Friday, September 5, 2014

Getting Over Good Advice


This might be my favourite photo so far. The Hund was a spaniel, very low to the ground, and my preferred translation of the sign is: "If you rob us, the spaniel will watch you intently." This might deter a self-conscious thief. 

When I was here the first time, I got a piece of good/bad advice from the teacher leading the group: "You all have no feel for the language." This was directed at a group of people with varying exposures to German: they'd been exchange students, they'd lived in German-speaking countries, they'd taken classes, including her classes. The point was not at all stupid. When faced with a communications challenge, things occur to you to say. In English, it's ok just to say what occurs to you because its basis is a whole life of hearing English. In Germany, those intuitions have no such basis. One needs to look up the idiom or learn the idiom. There's no short-cut in one's intuitions. 

This is like the advice given to people who have been singing casually when they get serious about singing: you need to relearn how to sing, if you are to do it really well. Otherwise, your bad habits set a limit to how good you can get.

Coming back, I have fallen into a situation in which this advice just does not apply. After almost 40 years of not speaking the language, I simply have to compose complex notes and I don't have time to check every idiom. So, if I am to work at all, I have to rely on what occurs to me. And so the way that this advice is false also shows up. English is in the family of languages in which German also lives, and so one can sometimes be understood in a very annoying way with just English. As one gains information about grammar, vocabulary and so on, it becomes likelier that one will be understood if one just says what it occurs to one to say. One is, however, often clumsy and annoying. 

There is a way of proceeding that consists in finding out how to do things right, and there is a way of proceeding that consists in doing them somewhat wrong but well enough: in the case of language, well enough to be understandable but annoying. The problem for the second approach: to gradually get less annoying. The point about bad habits, across a broad range of activities, is a good point. The point about not taking forever to do what one needs to do is also a good point.
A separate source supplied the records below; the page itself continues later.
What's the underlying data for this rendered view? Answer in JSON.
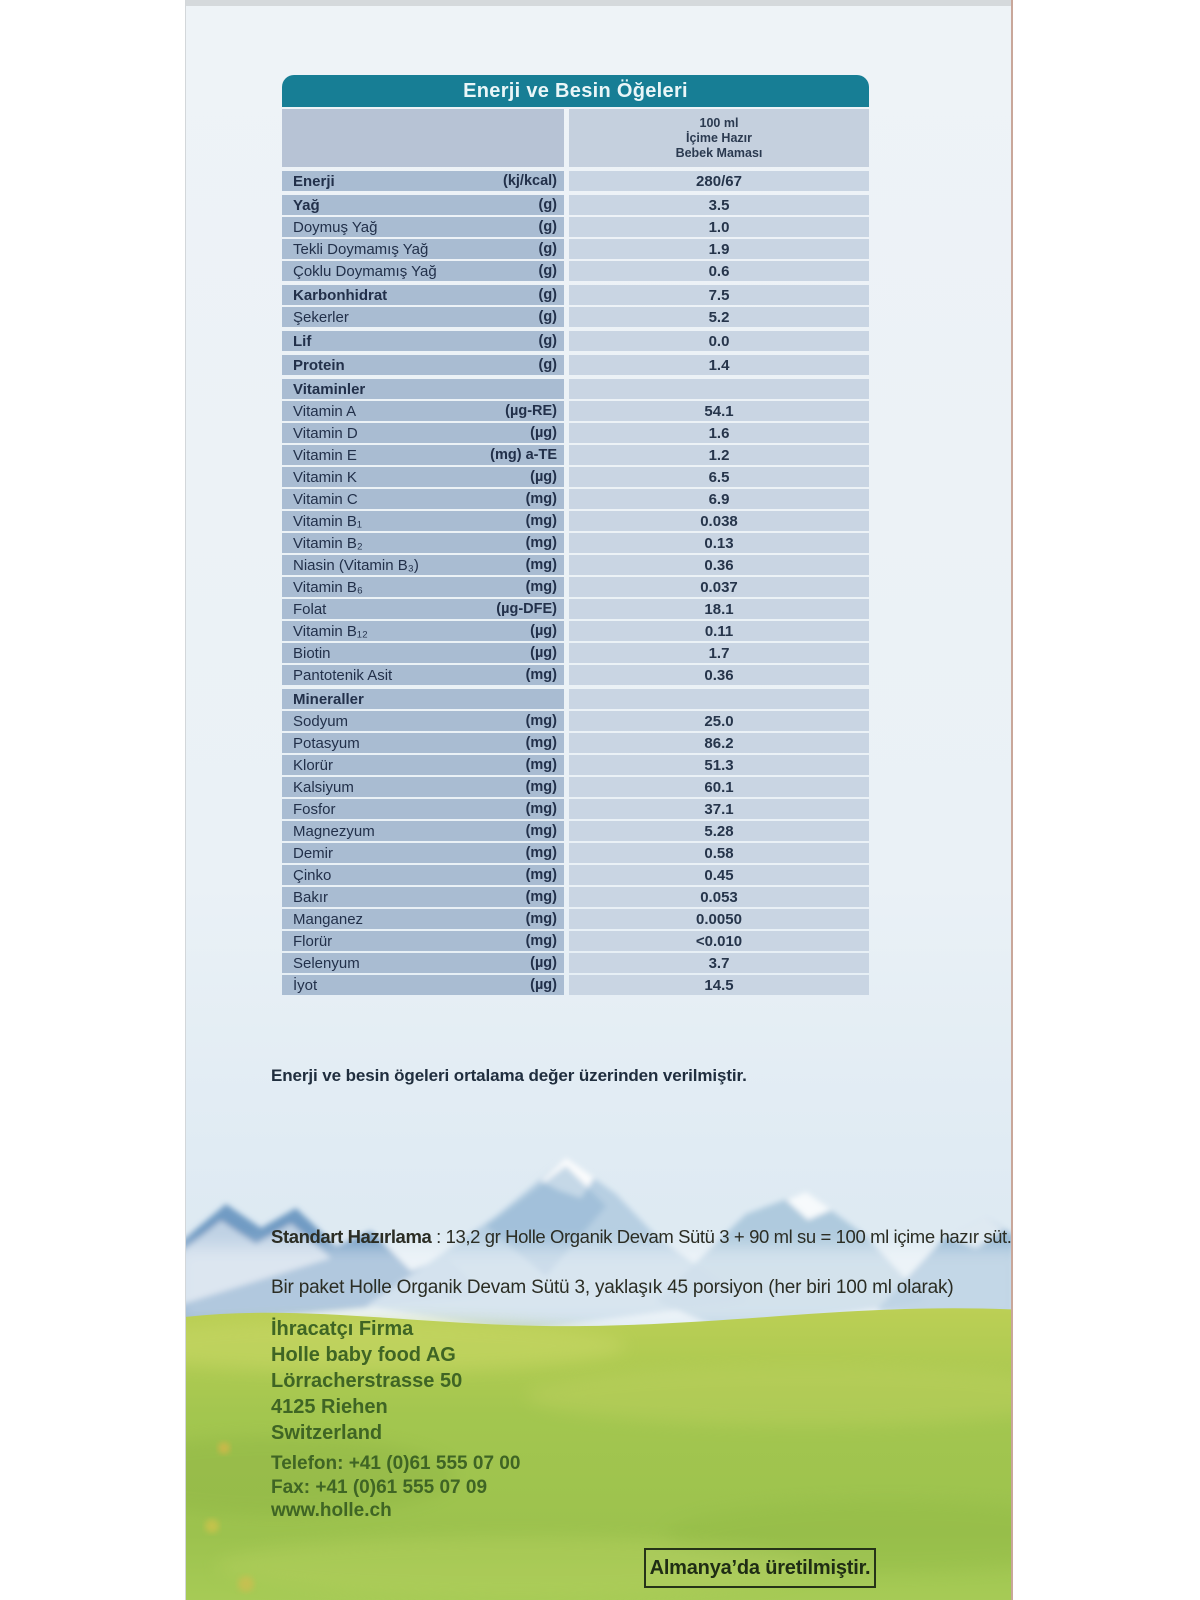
{
  "package": {
    "table": {
      "title": "Enerji ve Besin Öğeleri",
      "column_header_lines": [
        "100 ml",
        "İçime Hazır",
        "Bebek Maması"
      ],
      "rows": [
        {
          "label": "Enerji",
          "unit": "(kj/kcal)",
          "value": "280/67",
          "style": "bold",
          "sep": "thick"
        },
        {
          "label": "Yağ",
          "unit": "(g)",
          "value": "3.5",
          "style": "bold",
          "sep": "thick"
        },
        {
          "label": "Doymuş Yağ",
          "unit": "(g)",
          "value": "1.0",
          "style": "normal",
          "sep": "thin"
        },
        {
          "label": "Tekli Doymamış Yağ",
          "unit": "(g)",
          "value": "1.9",
          "style": "normal",
          "sep": "thin"
        },
        {
          "label": "Çoklu Doymamış Yağ",
          "unit": "(g)",
          "value": "0.6",
          "style": "normal",
          "sep": "thin"
        },
        {
          "label": "Karbonhidrat",
          "unit": "(g)",
          "value": "7.5",
          "style": "bold",
          "sep": "thick"
        },
        {
          "label": "Şekerler",
          "unit": "(g)",
          "value": "5.2",
          "style": "normal",
          "sep": "thin"
        },
        {
          "label": "Lif",
          "unit": "(g)",
          "value": "0.0",
          "style": "bold",
          "sep": "thick"
        },
        {
          "label": "Protein",
          "unit": "(g)",
          "value": "1.4",
          "style": "bold",
          "sep": "thick"
        },
        {
          "label": "Vitaminler",
          "unit": "",
          "value": "",
          "style": "section",
          "sep": "thick"
        },
        {
          "label": "Vitamin A",
          "unit": "(µg-RE)",
          "value": "54.1",
          "style": "normal",
          "sep": "thin"
        },
        {
          "label": "Vitamin D",
          "unit": "(µg)",
          "value": "1.6",
          "style": "normal",
          "sep": "thin"
        },
        {
          "label": "Vitamin E",
          "unit": "(mg) a-TE",
          "value": "1.2",
          "style": "normal",
          "sep": "thin"
        },
        {
          "label": "Vitamin K",
          "unit": "(µg)",
          "value": "6.5",
          "style": "normal",
          "sep": "thin"
        },
        {
          "label": "Vitamin C",
          "unit": "(mg)",
          "value": "6.9",
          "style": "normal",
          "sep": "thin"
        },
        {
          "label": "Vitamin B₁",
          "unit": "(mg)",
          "value": "0.038",
          "style": "normal",
          "sep": "thin"
        },
        {
          "label": "Vitamin B₂",
          "unit": "(mg)",
          "value": "0.13",
          "style": "normal",
          "sep": "thin"
        },
        {
          "label": "Niasin (Vitamin B₃)",
          "unit": "(mg)",
          "value": "0.36",
          "style": "normal",
          "sep": "thin"
        },
        {
          "label": "Vitamin B₆",
          "unit": "(mg)",
          "value": "0.037",
          "style": "normal",
          "sep": "thin"
        },
        {
          "label": "Folat",
          "unit": "(µg-DFE)",
          "value": "18.1",
          "style": "normal",
          "sep": "thin"
        },
        {
          "label": "Vitamin B₁₂",
          "unit": "(µg)",
          "value": "0.11",
          "style": "normal",
          "sep": "thin"
        },
        {
          "label": "Biotin",
          "unit": "(µg)",
          "value": "1.7",
          "style": "normal",
          "sep": "thin"
        },
        {
          "label": "Pantotenik Asit",
          "unit": "(mg)",
          "value": "0.36",
          "style": "normal",
          "sep": "thin"
        },
        {
          "label": "Mineraller",
          "unit": "",
          "value": "",
          "style": "section",
          "sep": "thick"
        },
        {
          "label": "Sodyum",
          "unit": "(mg)",
          "value": "25.0",
          "style": "normal",
          "sep": "thin"
        },
        {
          "label": "Potasyum",
          "unit": "(mg)",
          "value": "86.2",
          "style": "normal",
          "sep": "thin"
        },
        {
          "label": "Klorür",
          "unit": "(mg)",
          "value": "51.3",
          "style": "normal",
          "sep": "thin"
        },
        {
          "label": "Kalsiyum",
          "unit": "(mg)",
          "value": "60.1",
          "style": "normal",
          "sep": "thin"
        },
        {
          "label": "Fosfor",
          "unit": "(mg)",
          "value": "37.1",
          "style": "normal",
          "sep": "thin"
        },
        {
          "label": "Magnezyum",
          "unit": "(mg)",
          "value": "5.28",
          "style": "normal",
          "sep": "thin"
        },
        {
          "label": "Demir",
          "unit": "(mg)",
          "value": "0.58",
          "style": "normal",
          "sep": "thin"
        },
        {
          "label": "Çinko",
          "unit": "(mg)",
          "value": "0.45",
          "style": "normal",
          "sep": "thin"
        },
        {
          "label": "Bakır",
          "unit": "(mg)",
          "value": "0.053",
          "style": "normal",
          "sep": "thin"
        },
        {
          "label": "Manganez",
          "unit": "(mg)",
          "value": "0.0050",
          "style": "normal",
          "sep": "thin"
        },
        {
          "label": "Florür",
          "unit": "(mg)",
          "value": "<0.010",
          "style": "normal",
          "sep": "thin"
        },
        {
          "label": "Selenyum",
          "unit": "(µg)",
          "value": "3.7",
          "style": "normal",
          "sep": "thin"
        },
        {
          "label": "İyot",
          "unit": "(µg)",
          "value": "14.5",
          "style": "normal",
          "sep": "thin"
        }
      ]
    },
    "average_note": "Enerji ve besin ögeleri ortalama değer üzerinden verilmiştir.",
    "preparation": {
      "bold_prefix": "Standart Hazırlama",
      "rest": " : 13,2 gr Holle Organik Devam Sütü 3 + 90 ml su = 100 ml içime hazır süt.",
      "line2": "Bir paket Holle Organik Devam Sütü 3, yaklaşık 45 porsiyon (her biri 100 ml olarak)"
    },
    "exporter": {
      "heading": "İhracatçı Firma",
      "lines": [
        "Holle baby food AG",
        "Lörracherstrasse 50",
        "4125 Riehen",
        "Switzerland"
      ]
    },
    "contact": {
      "lines": [
        "Telefon: +41 (0)61 555 07 00",
        "Fax: +41 (0)61 555 07 09",
        "www.holle.ch"
      ]
    },
    "origin_box_text": "Almanya’da üretilmiştir.",
    "colors": {
      "header_teal": "#177e95",
      "label_column_blue": "#a9bcd2",
      "value_column_blue": "#c9d5e3",
      "column_header_left": "#b7c3d5",
      "column_header_right": "#c5d0de",
      "table_text_navy": "#26354b",
      "green_text": "#3f6524",
      "meadow_green": "#a2c551",
      "mountain_blue": "#5c88b5",
      "icy_background": "#eef3f7"
    }
  }
}
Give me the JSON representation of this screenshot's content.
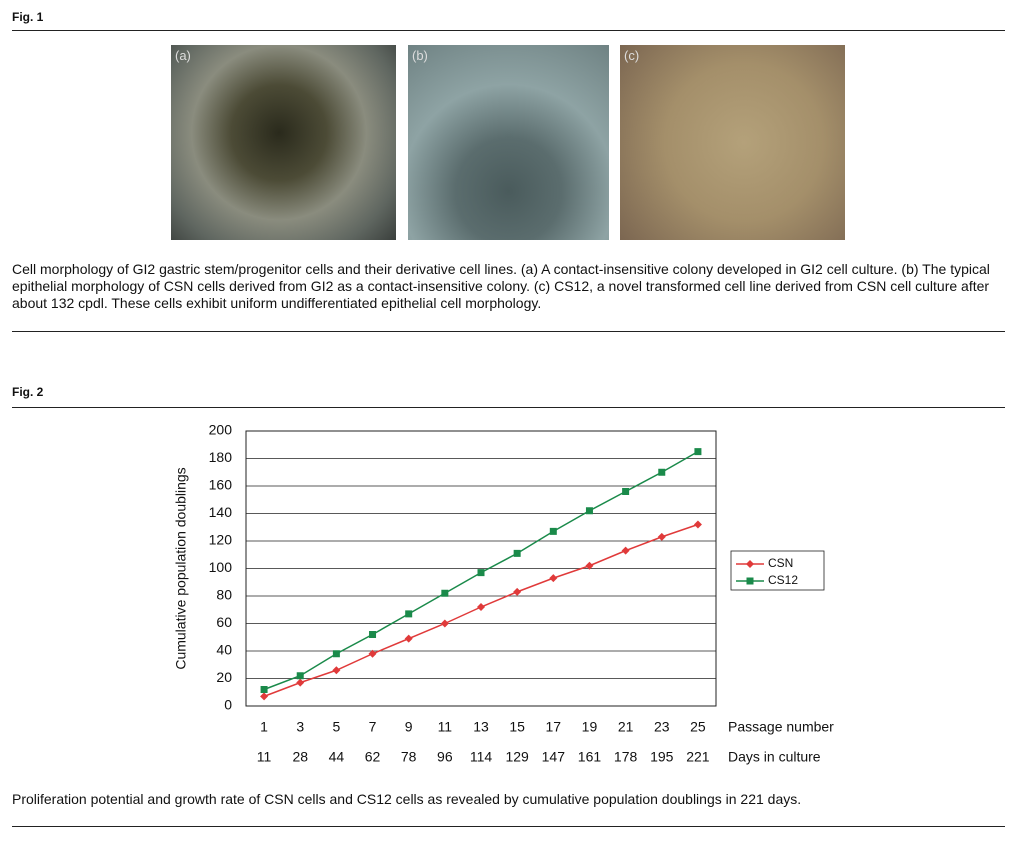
{
  "fig1": {
    "label": "Fig. 1",
    "panels": [
      "(a)",
      "(b)",
      "(c)"
    ],
    "caption": "Cell morphology of GI2 gastric stem/progenitor cells and their derivative cell lines. (a) A contact-insensitive colony developed in GI2 cell culture. (b) The typical epithelial morphology of CSN cells derived from GI2 as a contact-insensitive colony. (c) CS12, a novel transformed cell line derived from CSN cell culture after about 132 cpdl. These cells exhibit uniform undifferentiated epithelial cell morphology."
  },
  "fig2": {
    "label": "Fig. 2",
    "caption": "Proliferation potential and growth rate of CSN cells and CS12 cells as revealed by cumulative population doublings in 221 days."
  },
  "chart_data": {
    "type": "line",
    "ylabel": "Cumulative population doublings",
    "xlabel": "Passage number",
    "xlabel2": "Days in culture",
    "categories": [
      "1",
      "3",
      "5",
      "7",
      "9",
      "11",
      "13",
      "15",
      "17",
      "19",
      "21",
      "23",
      "25"
    ],
    "categories2": [
      "11",
      "28",
      "44",
      "62",
      "78",
      "96",
      "114",
      "129",
      "147",
      "161",
      "178",
      "195",
      "221"
    ],
    "series": [
      {
        "name": "CSN",
        "color": "#e03a3a",
        "marker": "diamond",
        "values": [
          7,
          17,
          26,
          38,
          49,
          60,
          72,
          83,
          93,
          102,
          113,
          123,
          132
        ]
      },
      {
        "name": "CS12",
        "color": "#1a8a4a",
        "marker": "square",
        "values": [
          12,
          22,
          38,
          52,
          67,
          82,
          97,
          111,
          127,
          142,
          156,
          170,
          185
        ]
      }
    ],
    "ylim": [
      0,
      200
    ],
    "yticks": [
      0,
      20,
      40,
      60,
      80,
      100,
      120,
      140,
      160,
      180,
      200
    ],
    "grid": true,
    "legend": "right"
  }
}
I think these two approaches are quite general educational approaches, across a range of disciplines. People freeze when they have to do what they don't know how to do even when they know something about how to do it. The problem of a teacher is generally not addressing the situation of the totally ignorant but rather addressing the situation of the person with promising but unreliable intuitions. 

My solution thus far to the problem of getting better is Harry Potter in German. I had never read it in English, and find myself compelled to rip through it. I don't know whether the idioms stay with me: ask me when I meet my first troll. 

(Afterword: what I actually find, since this is my book-to-take-along, is that all sorts of situations show Hogwartesque dimensions, especially, the university departments.)